L’arrêt Martinez de 2011 instaure la diffusion territorialisé d'un média. La Cour de Justice de l'Union européenne (CJUE) dit qu'il suffit que ce soit accessible en France pour le faire cesser : le site n'a alors pas besoin d'être destiné à un public français. Si un défendeur a son siège en France, alors on pourra garder le dossier en France s’il y a risque de décision contradictoire. Dans une affaire contre Facebook Ink (l’entreprise titulaire des droits), on applique les droits de la consommation et on ne peut pas agir comme avec un professionnel. On ne paie donc pas pour avoir accès à un juge.
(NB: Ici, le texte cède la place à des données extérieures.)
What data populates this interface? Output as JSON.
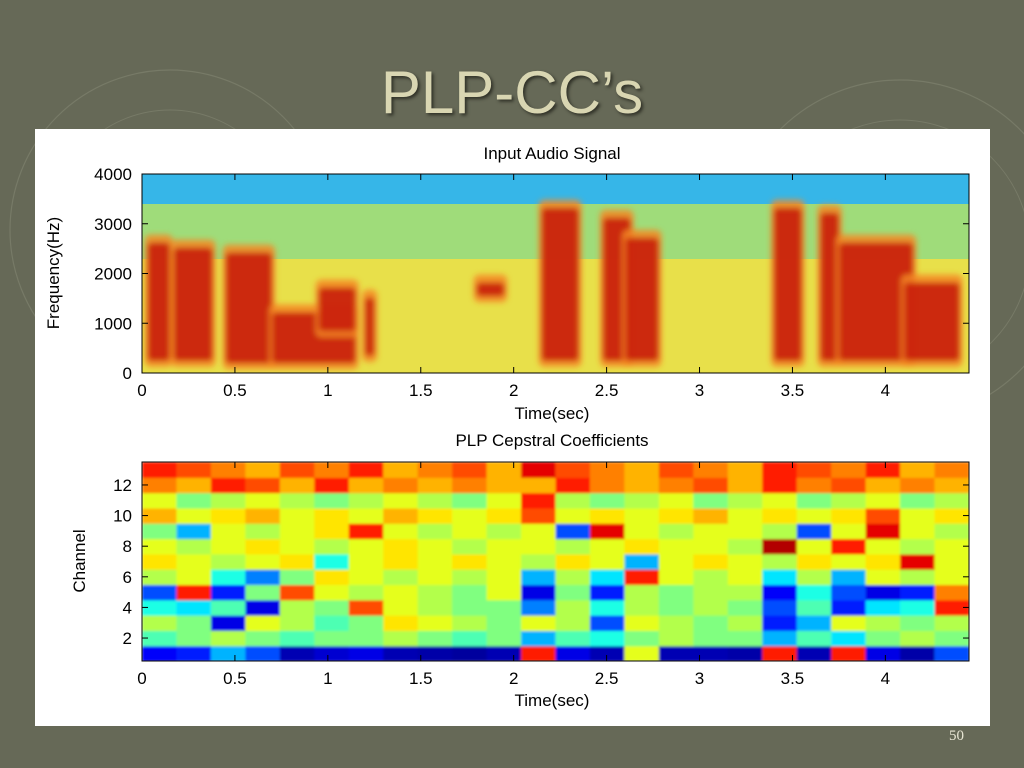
{
  "slide": {
    "title": "PLP-CC’s",
    "page_number": "50"
  },
  "chart_data": [
    {
      "type": "heatmap",
      "title": "Input Audio Signal",
      "xlabel": "Time(sec)",
      "ylabel": "Frequency(Hz)",
      "xlim": [
        0,
        4.45
      ],
      "ylim": [
        0,
        4000
      ],
      "xticks": [
        0,
        0.5,
        1,
        1.5,
        2,
        2.5,
        3,
        3.5,
        4
      ],
      "xtick_labels": [
        "0",
        "0.5",
        "1",
        "1.5",
        "2",
        "2.5",
        "3",
        "3.5",
        "4"
      ],
      "yticks": [
        0,
        1000,
        2000,
        3000,
        4000
      ],
      "ytick_labels": [
        "0",
        "1000",
        "2000",
        "3000",
        "4000"
      ],
      "colormap": "jet",
      "high_energy_regions": [
        {
          "t_start": 0.03,
          "t_end": 0.15,
          "f_low": 200,
          "f_high": 2700
        },
        {
          "t_start": 0.17,
          "t_end": 0.38,
          "f_low": 200,
          "f_high": 2600
        },
        {
          "t_start": 0.45,
          "t_end": 0.7,
          "f_low": 150,
          "f_high": 2500
        },
        {
          "t_start": 0.7,
          "t_end": 1.15,
          "f_low": 150,
          "f_high": 1300
        },
        {
          "t_start": 0.95,
          "t_end": 1.15,
          "f_low": 800,
          "f_high": 1800
        },
        {
          "t_start": 1.2,
          "t_end": 1.25,
          "f_low": 300,
          "f_high": 1600
        },
        {
          "t_start": 1.8,
          "t_end": 1.95,
          "f_low": 1500,
          "f_high": 1900
        },
        {
          "t_start": 2.15,
          "t_end": 2.35,
          "f_low": 200,
          "f_high": 3400
        },
        {
          "t_start": 2.48,
          "t_end": 2.63,
          "f_low": 200,
          "f_high": 3200
        },
        {
          "t_start": 2.6,
          "t_end": 2.78,
          "f_low": 200,
          "f_high": 2800
        },
        {
          "t_start": 3.4,
          "t_end": 3.55,
          "f_low": 200,
          "f_high": 3400
        },
        {
          "t_start": 3.65,
          "t_end": 3.75,
          "f_low": 200,
          "f_high": 3300
        },
        {
          "t_start": 3.75,
          "t_end": 4.15,
          "f_low": 200,
          "f_high": 2700
        },
        {
          "t_start": 4.1,
          "t_end": 4.4,
          "f_low": 200,
          "f_high": 1900
        }
      ]
    },
    {
      "type": "heatmap",
      "title": "PLP Cepstral Coefficients",
      "xlabel": "Time(sec)",
      "ylabel": "Channel",
      "xlim": [
        0,
        4.45
      ],
      "ylim": [
        0.5,
        13.5
      ],
      "channels": [
        1,
        2,
        3,
        4,
        5,
        6,
        7,
        8,
        9,
        10,
        11,
        12,
        13
      ],
      "xticks": [
        0,
        0.5,
        1,
        1.5,
        2,
        2.5,
        3,
        3.5,
        4
      ],
      "xtick_labels": [
        "0",
        "0.5",
        "1",
        "1.5",
        "2",
        "2.5",
        "3",
        "3.5",
        "4"
      ],
      "yticks": [
        2,
        4,
        6,
        8,
        10,
        12
      ],
      "ytick_labels": [
        "2",
        "4",
        "6",
        "8",
        "10",
        "12"
      ],
      "colormap": "jet",
      "time_bins": 24,
      "values": [
        [
          0.12,
          0.15,
          0.3,
          0.2,
          0.05,
          0.08,
          0.1,
          0.05,
          0.04,
          0.03,
          0.05,
          0.85,
          0.1,
          0.05,
          0.6,
          0.05,
          0.05,
          0.04,
          0.85,
          0.05,
          0.85,
          0.1,
          0.04,
          0.2
        ],
        [
          0.45,
          0.5,
          0.55,
          0.5,
          0.45,
          0.5,
          0.5,
          0.55,
          0.5,
          0.45,
          0.5,
          0.3,
          0.45,
          0.4,
          0.5,
          0.55,
          0.5,
          0.5,
          0.3,
          0.45,
          0.35,
          0.5,
          0.55,
          0.5
        ],
        [
          0.55,
          0.5,
          0.1,
          0.6,
          0.55,
          0.45,
          0.5,
          0.65,
          0.6,
          0.55,
          0.5,
          0.6,
          0.55,
          0.2,
          0.6,
          0.55,
          0.5,
          0.55,
          0.15,
          0.3,
          0.6,
          0.55,
          0.5,
          0.55
        ],
        [
          0.4,
          0.35,
          0.45,
          0.1,
          0.55,
          0.5,
          0.8,
          0.6,
          0.55,
          0.5,
          0.5,
          0.25,
          0.55,
          0.4,
          0.55,
          0.5,
          0.55,
          0.5,
          0.2,
          0.45,
          0.15,
          0.35,
          0.4,
          0.85
        ],
        [
          0.2,
          0.85,
          0.15,
          0.5,
          0.8,
          0.6,
          0.55,
          0.6,
          0.55,
          0.5,
          0.6,
          0.1,
          0.5,
          0.15,
          0.55,
          0.5,
          0.55,
          0.55,
          0.12,
          0.4,
          0.2,
          0.1,
          0.15,
          0.75
        ],
        [
          0.55,
          0.6,
          0.4,
          0.25,
          0.5,
          0.65,
          0.6,
          0.55,
          0.6,
          0.55,
          0.6,
          0.3,
          0.55,
          0.35,
          0.85,
          0.6,
          0.55,
          0.6,
          0.35,
          0.55,
          0.3,
          0.6,
          0.55,
          0.6
        ],
        [
          0.65,
          0.6,
          0.55,
          0.6,
          0.65,
          0.4,
          0.6,
          0.65,
          0.6,
          0.65,
          0.6,
          0.55,
          0.65,
          0.6,
          0.3,
          0.6,
          0.65,
          0.6,
          0.55,
          0.65,
          0.6,
          0.65,
          0.9,
          0.6
        ],
        [
          0.6,
          0.55,
          0.6,
          0.65,
          0.6,
          0.55,
          0.6,
          0.65,
          0.6,
          0.55,
          0.6,
          0.6,
          0.55,
          0.6,
          0.65,
          0.6,
          0.6,
          0.55,
          0.95,
          0.6,
          0.85,
          0.6,
          0.55,
          0.6
        ],
        [
          0.5,
          0.3,
          0.6,
          0.55,
          0.6,
          0.65,
          0.85,
          0.6,
          0.55,
          0.6,
          0.55,
          0.6,
          0.2,
          0.9,
          0.6,
          0.55,
          0.6,
          0.6,
          0.55,
          0.2,
          0.6,
          0.9,
          0.6,
          0.55
        ],
        [
          0.7,
          0.6,
          0.65,
          0.7,
          0.6,
          0.65,
          0.6,
          0.7,
          0.65,
          0.6,
          0.65,
          0.8,
          0.6,
          0.65,
          0.6,
          0.65,
          0.7,
          0.6,
          0.65,
          0.6,
          0.65,
          0.8,
          0.6,
          0.65
        ],
        [
          0.6,
          0.5,
          0.55,
          0.6,
          0.55,
          0.5,
          0.55,
          0.6,
          0.55,
          0.5,
          0.6,
          0.85,
          0.55,
          0.5,
          0.55,
          0.6,
          0.5,
          0.55,
          0.6,
          0.5,
          0.55,
          0.6,
          0.5,
          0.55
        ],
        [
          0.75,
          0.7,
          0.85,
          0.8,
          0.7,
          0.85,
          0.7,
          0.75,
          0.7,
          0.75,
          0.7,
          0.7,
          0.85,
          0.75,
          0.7,
          0.75,
          0.8,
          0.7,
          0.85,
          0.75,
          0.8,
          0.7,
          0.75,
          0.7
        ],
        [
          0.85,
          0.8,
          0.75,
          0.7,
          0.8,
          0.75,
          0.85,
          0.7,
          0.75,
          0.8,
          0.7,
          0.9,
          0.8,
          0.75,
          0.7,
          0.8,
          0.75,
          0.7,
          0.85,
          0.8,
          0.75,
          0.85,
          0.7,
          0.75
        ]
      ]
    }
  ]
}
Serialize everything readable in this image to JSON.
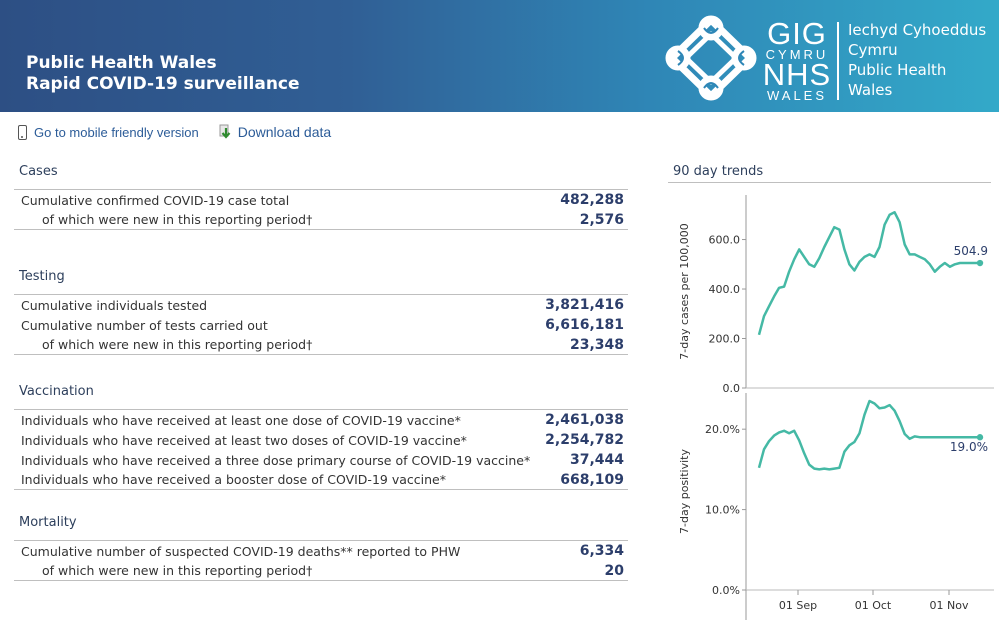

À ce jour, identifier les contrefacteurs reste le grand souci des organismes en charge de la lutte envers la contrefaçon sur internet. Or, la trop faible fiabilité des données « Who Is » ne permet pas toujours de remonter jusqu’au véritable propriétaire. La France dispose depuis peu d'une cyber-douane composée d’une vingtaine de personnes dont 10 analystes qui enquêtent sur la contrefaçon. Ils ont instruit 277 dossiers en 2013. Il est du devoir de chaque citoyen de l'alerter lorsqu'il découvre une contrefaçon. Elle procédera alors à une retenue douanière du produit et alertera la marque sous dizaine. Grâce à un formulaire en ligne, il est aussi possible de bloquer le site internet.

Actuellement, la tendance est ainsi à la recherche de solutions négociées. Toutefois, le meilleur système de lutte face à la contrefaçon reste l’information du consommateur.